Touch Not, Taste Not, Read Not: Lost in Translation
Updated: Sep 8
I don’t know how many times I’ve gotten a good tongue lashing for reading the “wrong” Bible. I’ve been told over and over the KJV (King James Version) is the only reliable and accurate translation. Nothing else compares to it for accuracy of translation, they said. Since scholars have labored diligently to provide close translation of the original text, it was and remains the only untainted and unblemished translation of the Holy Writ.
Let me make a disclaimer. I am not a Bible translation scholar. My views rely solely only on my God-given common sense and ability to reason. So, feel free to dismiss me. I respect scholars. I really do, but scholars are people, right? People have flaws, right? Okay, I think you get my point. Were they prayerful scholars? Were they moved by the unction of the Holy Spirit? Of course, they were and of course, they did! (That’s the story and I’m sticking to it!) I’ve got one more question: If God, was able to direct them by God’s Spirit, then can’t God do that with others? After all, Jesus is the same yesterday, today and forever (Heb. 13:8), and wasn’t he God?
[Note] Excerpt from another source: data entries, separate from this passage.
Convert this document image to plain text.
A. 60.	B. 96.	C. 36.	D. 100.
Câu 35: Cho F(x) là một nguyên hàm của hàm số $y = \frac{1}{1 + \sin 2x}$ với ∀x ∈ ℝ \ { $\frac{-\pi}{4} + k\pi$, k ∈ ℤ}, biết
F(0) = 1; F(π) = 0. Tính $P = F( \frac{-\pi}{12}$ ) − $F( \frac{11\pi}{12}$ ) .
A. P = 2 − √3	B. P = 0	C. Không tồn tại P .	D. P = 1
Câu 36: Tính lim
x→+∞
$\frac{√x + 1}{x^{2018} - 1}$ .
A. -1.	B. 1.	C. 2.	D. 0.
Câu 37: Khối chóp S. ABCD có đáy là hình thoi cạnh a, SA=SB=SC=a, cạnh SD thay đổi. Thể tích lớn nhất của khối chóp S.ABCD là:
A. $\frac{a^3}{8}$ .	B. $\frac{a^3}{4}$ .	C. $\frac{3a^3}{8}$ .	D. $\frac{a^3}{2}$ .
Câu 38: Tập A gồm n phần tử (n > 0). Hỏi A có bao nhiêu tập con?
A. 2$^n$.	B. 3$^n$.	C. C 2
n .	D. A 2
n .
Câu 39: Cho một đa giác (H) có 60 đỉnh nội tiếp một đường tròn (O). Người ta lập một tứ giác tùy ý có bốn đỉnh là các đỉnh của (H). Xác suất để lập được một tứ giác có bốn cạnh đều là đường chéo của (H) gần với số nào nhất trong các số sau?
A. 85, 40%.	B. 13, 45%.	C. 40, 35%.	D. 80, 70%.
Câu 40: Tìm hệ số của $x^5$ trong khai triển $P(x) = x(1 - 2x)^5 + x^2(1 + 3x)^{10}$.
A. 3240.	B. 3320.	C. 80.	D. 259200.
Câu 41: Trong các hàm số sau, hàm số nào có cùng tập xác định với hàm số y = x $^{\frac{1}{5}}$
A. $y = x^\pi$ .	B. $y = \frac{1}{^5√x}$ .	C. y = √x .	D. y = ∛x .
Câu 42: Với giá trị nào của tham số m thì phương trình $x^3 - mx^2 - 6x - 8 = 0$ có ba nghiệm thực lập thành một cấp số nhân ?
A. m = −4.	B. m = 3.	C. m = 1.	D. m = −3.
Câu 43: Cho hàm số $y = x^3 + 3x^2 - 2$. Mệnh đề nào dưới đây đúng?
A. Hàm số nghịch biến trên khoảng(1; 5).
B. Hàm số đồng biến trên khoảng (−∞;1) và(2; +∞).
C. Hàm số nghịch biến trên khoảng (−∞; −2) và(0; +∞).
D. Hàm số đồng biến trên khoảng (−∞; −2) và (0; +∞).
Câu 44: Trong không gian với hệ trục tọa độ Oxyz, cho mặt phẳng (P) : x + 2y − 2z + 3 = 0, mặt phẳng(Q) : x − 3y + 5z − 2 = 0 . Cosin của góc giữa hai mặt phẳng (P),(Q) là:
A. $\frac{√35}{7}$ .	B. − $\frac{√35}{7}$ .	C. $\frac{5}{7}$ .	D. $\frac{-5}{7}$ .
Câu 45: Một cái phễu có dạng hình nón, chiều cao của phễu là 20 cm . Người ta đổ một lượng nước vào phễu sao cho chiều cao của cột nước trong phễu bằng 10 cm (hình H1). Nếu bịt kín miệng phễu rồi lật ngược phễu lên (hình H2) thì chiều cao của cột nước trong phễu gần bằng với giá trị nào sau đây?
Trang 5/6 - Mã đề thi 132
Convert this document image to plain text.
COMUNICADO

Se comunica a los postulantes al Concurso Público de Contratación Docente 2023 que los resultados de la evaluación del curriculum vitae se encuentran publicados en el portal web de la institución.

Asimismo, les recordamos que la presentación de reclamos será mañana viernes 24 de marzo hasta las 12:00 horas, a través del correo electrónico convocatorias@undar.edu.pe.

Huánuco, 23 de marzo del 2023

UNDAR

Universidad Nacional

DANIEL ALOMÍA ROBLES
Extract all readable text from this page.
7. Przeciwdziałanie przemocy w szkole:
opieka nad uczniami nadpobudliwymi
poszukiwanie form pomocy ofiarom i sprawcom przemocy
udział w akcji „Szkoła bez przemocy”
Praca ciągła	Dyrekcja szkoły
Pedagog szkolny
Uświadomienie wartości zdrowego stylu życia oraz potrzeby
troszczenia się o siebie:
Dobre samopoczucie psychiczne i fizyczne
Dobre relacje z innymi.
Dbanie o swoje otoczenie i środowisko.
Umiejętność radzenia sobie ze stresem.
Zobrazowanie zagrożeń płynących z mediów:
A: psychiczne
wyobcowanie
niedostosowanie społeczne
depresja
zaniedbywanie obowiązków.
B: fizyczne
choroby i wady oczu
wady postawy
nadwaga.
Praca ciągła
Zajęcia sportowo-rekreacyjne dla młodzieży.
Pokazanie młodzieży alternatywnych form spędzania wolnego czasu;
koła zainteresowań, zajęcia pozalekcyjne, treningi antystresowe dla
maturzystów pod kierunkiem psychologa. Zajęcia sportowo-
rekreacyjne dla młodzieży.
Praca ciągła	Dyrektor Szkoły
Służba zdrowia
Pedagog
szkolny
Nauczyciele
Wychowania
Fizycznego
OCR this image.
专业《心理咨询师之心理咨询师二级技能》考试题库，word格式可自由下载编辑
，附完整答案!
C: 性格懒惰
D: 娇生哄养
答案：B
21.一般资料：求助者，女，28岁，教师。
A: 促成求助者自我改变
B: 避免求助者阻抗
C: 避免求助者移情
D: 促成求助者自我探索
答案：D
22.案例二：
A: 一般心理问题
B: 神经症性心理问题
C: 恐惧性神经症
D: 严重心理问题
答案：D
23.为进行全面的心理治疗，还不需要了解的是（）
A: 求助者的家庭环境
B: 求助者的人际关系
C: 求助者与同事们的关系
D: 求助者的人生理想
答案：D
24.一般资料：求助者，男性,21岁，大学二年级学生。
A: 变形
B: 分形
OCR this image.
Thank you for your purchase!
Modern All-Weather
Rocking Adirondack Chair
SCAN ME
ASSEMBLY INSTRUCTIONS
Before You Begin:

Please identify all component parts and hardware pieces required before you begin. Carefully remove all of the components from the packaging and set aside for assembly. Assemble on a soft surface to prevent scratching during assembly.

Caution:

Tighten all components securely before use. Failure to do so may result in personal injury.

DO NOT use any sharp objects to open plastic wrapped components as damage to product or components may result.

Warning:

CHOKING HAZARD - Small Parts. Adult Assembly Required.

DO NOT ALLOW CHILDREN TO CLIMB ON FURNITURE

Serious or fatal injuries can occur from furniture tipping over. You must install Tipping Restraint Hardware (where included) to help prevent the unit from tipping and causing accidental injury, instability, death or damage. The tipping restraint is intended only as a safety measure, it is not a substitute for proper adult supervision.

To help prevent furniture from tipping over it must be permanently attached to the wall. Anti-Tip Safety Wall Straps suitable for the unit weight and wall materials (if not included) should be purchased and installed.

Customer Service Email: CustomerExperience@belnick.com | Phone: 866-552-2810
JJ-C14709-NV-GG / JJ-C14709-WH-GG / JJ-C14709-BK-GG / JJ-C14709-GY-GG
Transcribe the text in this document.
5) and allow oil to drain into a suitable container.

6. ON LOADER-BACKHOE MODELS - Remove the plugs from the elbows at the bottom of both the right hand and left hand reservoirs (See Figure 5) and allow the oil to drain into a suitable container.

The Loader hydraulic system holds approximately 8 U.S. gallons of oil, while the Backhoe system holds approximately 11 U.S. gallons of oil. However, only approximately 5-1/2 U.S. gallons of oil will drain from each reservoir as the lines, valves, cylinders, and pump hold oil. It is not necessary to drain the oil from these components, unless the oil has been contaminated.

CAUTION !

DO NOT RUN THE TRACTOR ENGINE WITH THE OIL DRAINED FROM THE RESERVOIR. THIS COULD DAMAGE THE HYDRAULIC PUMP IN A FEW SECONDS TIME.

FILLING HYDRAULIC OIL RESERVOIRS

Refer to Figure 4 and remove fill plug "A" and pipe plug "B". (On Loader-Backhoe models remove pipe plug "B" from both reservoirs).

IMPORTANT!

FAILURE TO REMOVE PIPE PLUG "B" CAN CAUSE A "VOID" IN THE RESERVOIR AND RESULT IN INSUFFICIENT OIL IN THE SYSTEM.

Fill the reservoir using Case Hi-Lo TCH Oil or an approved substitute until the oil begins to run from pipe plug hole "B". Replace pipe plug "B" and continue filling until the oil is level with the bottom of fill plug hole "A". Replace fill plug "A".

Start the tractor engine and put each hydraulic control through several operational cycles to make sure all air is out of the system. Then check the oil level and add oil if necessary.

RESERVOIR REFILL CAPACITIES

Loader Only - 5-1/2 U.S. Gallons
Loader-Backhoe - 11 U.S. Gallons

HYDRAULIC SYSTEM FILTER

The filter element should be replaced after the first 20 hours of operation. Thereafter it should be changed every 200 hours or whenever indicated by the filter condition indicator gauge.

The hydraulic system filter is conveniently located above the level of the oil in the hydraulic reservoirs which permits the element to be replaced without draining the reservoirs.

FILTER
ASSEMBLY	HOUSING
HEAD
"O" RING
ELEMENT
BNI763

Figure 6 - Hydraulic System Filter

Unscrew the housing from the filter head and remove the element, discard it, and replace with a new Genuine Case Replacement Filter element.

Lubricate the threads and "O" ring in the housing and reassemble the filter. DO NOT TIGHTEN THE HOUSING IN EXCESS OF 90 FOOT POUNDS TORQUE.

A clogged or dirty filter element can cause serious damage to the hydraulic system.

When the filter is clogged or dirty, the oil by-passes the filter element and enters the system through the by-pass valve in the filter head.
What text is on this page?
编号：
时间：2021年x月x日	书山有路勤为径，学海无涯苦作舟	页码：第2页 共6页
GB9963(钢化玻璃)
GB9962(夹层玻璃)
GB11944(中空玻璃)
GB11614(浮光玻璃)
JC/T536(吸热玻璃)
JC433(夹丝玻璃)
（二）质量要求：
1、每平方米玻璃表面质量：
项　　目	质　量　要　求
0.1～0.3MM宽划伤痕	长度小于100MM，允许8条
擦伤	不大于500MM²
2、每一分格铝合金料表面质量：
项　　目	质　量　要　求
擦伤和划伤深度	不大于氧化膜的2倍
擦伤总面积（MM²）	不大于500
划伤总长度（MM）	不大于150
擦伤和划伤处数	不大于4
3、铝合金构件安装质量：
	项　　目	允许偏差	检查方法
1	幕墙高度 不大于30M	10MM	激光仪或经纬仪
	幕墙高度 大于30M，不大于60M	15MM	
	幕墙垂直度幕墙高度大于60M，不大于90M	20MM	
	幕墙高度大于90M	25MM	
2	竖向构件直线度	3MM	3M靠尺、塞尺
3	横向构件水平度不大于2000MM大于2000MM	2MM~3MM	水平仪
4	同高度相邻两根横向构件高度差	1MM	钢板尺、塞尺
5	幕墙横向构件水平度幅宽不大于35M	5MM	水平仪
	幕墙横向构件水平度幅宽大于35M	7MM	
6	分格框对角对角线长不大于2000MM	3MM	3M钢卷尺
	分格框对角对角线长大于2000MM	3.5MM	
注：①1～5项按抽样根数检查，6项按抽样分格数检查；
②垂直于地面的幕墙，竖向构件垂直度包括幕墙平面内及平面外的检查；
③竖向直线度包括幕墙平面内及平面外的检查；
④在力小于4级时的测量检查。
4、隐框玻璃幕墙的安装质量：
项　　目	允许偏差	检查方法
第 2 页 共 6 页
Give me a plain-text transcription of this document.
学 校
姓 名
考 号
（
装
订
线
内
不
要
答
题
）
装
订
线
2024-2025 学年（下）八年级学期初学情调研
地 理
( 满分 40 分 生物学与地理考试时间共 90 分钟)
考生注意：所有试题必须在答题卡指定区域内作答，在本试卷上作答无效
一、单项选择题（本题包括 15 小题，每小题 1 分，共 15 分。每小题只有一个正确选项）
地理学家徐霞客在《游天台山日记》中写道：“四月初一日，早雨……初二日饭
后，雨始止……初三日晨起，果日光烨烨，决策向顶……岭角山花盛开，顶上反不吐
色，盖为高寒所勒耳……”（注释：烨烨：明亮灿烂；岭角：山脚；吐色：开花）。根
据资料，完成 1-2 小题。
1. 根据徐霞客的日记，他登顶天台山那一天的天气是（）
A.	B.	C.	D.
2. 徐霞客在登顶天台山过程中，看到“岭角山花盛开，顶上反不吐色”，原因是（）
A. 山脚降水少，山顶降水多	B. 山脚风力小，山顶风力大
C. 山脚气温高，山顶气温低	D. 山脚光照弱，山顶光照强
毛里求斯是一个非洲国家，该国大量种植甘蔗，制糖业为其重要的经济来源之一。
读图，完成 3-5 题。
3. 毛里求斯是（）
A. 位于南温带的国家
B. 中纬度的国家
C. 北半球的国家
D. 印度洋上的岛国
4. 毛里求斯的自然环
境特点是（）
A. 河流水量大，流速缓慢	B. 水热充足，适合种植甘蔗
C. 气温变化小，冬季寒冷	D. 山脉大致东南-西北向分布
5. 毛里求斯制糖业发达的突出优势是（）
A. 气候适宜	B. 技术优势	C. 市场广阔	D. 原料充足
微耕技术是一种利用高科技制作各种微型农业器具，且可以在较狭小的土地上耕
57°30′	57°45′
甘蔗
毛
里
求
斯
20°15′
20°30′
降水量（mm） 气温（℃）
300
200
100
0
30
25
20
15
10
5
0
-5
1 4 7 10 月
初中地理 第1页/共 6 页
I’ll just make three brief points. Firstly, I believe that God can speak, does speak and will reach whomever God chooses through any method or translation God chooses. If we believe the essence of God’s character remains unchanged, then we must believe that God is still revealing Godself to humanity by God’s spirit.
Secondly, if humanity has anything to do with it, can there be a perfect translation? I think not. Whenever humanity is involved, we can assume some things will be lost in translation. Once again, I have a great respect for scholarship, but scholarship is not inerrant. Whenever we put humanity in the mix, we make room for error and bias. To suggest that the King James Version is the only reliable version of the Bible is to be biased against those who may struggle with its language. Essentially, scholars have excluded most of Gen X, Xennials, the Millennials, and Gen Z.
Finally, as a universal body of believers, we MUST stop majoring in the things that are minor. Revelation of God does not come by might or strength (read here, scholarship). Scholarship does not lead people to salvation but revelation by the Spirit opens our hearts to receive the Gospel of Jesus Christ and the grace of salvation. Jesus said to Nicodemus, “I speak an eternal truth; Unless you are born of water and Spirit-wind, you will never enter God’s kingdom realm. For the natural realm can only give birth to things that are natural, but the spiritual realm gives birth to supernatural life! (John 3:5-6, TPT)
By the way, I’ll let you in on a little secret. After years of reading only the King James and New King James versions of the Bible, I have fallen in love with TPT (The Passion Translation). It is heartfelt. It is warm. It is like a personal love letter from God. No thees, thous, or -eths to contend with. I can’t explain it fully, but I feel loved beyond measure just reading it. I get a very real sense of God’s heart toward me. It is far more than a cerebral reading that I must then deconstruct to find the essence of God’s heart for me. It’s personal.
What more can I say but this: If God can speak through a jackass (Num. 22:27-31), surely God can speak through the NIV (New International Version), the AMP (Amplified Version), the TPT (Passion Translation) or any other version of the Good Book.
Loose me with all the arguments about scholarship and textual integrity – it’s been lost in translation!